Recently it has been shown that plants are able to transform polychlorinated biphenyls (PCBs) as well as polycyclic aromatic hydrocarbons (PAHs), but the knowledge of enzymes involved in these metabolic processes is limited. Plant peroxidases generally play an important role in plant metabolism. On the other hand, cytochrome P450 is involved in the detoxification of various xenobiotics in the cells of higher organisms. In this work, several in vitro cultures of different plant species were screened for their ability to transform PCBs or PAHs, and compared regarding their total extra- and intracellular peroxidase activity.

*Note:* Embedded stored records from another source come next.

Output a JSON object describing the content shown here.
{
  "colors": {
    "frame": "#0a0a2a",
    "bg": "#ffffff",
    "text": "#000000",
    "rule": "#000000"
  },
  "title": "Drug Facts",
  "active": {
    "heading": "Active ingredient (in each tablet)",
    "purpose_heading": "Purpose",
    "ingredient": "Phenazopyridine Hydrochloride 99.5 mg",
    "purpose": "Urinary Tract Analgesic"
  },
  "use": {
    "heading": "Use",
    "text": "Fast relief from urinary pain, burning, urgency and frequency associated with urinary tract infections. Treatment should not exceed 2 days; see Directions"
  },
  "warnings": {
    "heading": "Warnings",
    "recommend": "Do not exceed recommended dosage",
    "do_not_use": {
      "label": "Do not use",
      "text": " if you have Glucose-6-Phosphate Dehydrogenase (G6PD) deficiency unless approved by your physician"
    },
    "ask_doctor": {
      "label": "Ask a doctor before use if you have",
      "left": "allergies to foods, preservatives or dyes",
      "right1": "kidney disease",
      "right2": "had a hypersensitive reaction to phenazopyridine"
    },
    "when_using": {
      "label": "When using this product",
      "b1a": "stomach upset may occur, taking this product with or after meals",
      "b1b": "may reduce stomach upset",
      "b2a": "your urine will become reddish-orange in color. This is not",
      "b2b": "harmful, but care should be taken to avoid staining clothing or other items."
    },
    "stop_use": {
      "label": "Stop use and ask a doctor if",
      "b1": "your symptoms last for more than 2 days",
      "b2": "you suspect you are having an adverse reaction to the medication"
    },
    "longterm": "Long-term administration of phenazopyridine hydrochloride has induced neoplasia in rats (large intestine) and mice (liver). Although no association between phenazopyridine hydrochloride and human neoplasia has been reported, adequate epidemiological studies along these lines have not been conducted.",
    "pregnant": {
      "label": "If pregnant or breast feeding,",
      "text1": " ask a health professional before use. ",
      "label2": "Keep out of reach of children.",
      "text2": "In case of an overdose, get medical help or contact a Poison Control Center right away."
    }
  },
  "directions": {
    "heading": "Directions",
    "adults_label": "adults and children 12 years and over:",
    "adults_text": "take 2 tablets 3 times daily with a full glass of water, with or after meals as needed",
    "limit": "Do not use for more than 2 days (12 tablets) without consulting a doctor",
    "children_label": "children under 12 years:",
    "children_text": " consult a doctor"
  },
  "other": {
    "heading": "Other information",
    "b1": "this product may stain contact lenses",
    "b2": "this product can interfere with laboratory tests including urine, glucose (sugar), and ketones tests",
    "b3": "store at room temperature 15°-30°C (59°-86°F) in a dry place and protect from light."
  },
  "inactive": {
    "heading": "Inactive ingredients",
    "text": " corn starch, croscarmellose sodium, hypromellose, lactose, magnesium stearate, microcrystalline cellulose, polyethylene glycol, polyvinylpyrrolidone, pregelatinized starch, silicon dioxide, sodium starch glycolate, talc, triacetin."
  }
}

Cultures with good transformation ability exhibited in the presence of xenobiotics the same or higher levels of peroxidases as the controls incubated without contaminants. Cultures with markedly lower peroxidase activity exhibited also lower PCB/PAH conversion in the presence of PCBs/PAHs. It was attempted to identify lignin peroxidase and Mn-peroxidase in plants, originally described in white rot fungi to be responsible for the degradation of PCBs and other environmental pollutants. In addition to different types of peroxidases, RBBR oxidase was also detected in plants. The decolourisation of RBBR during the growth on agar plates was used as a rough screening method for plant cells able to metabolise PCBs/PAHs efficiently. The exact type of transformation reaction (peroxidative or oxidative) was studied using various inhibitors and inducers of peroxidases and cytochrome P450. It was shown that both enzymatic systems are partially involved in the detoxification mechanism of chosen xenobiotics in plants.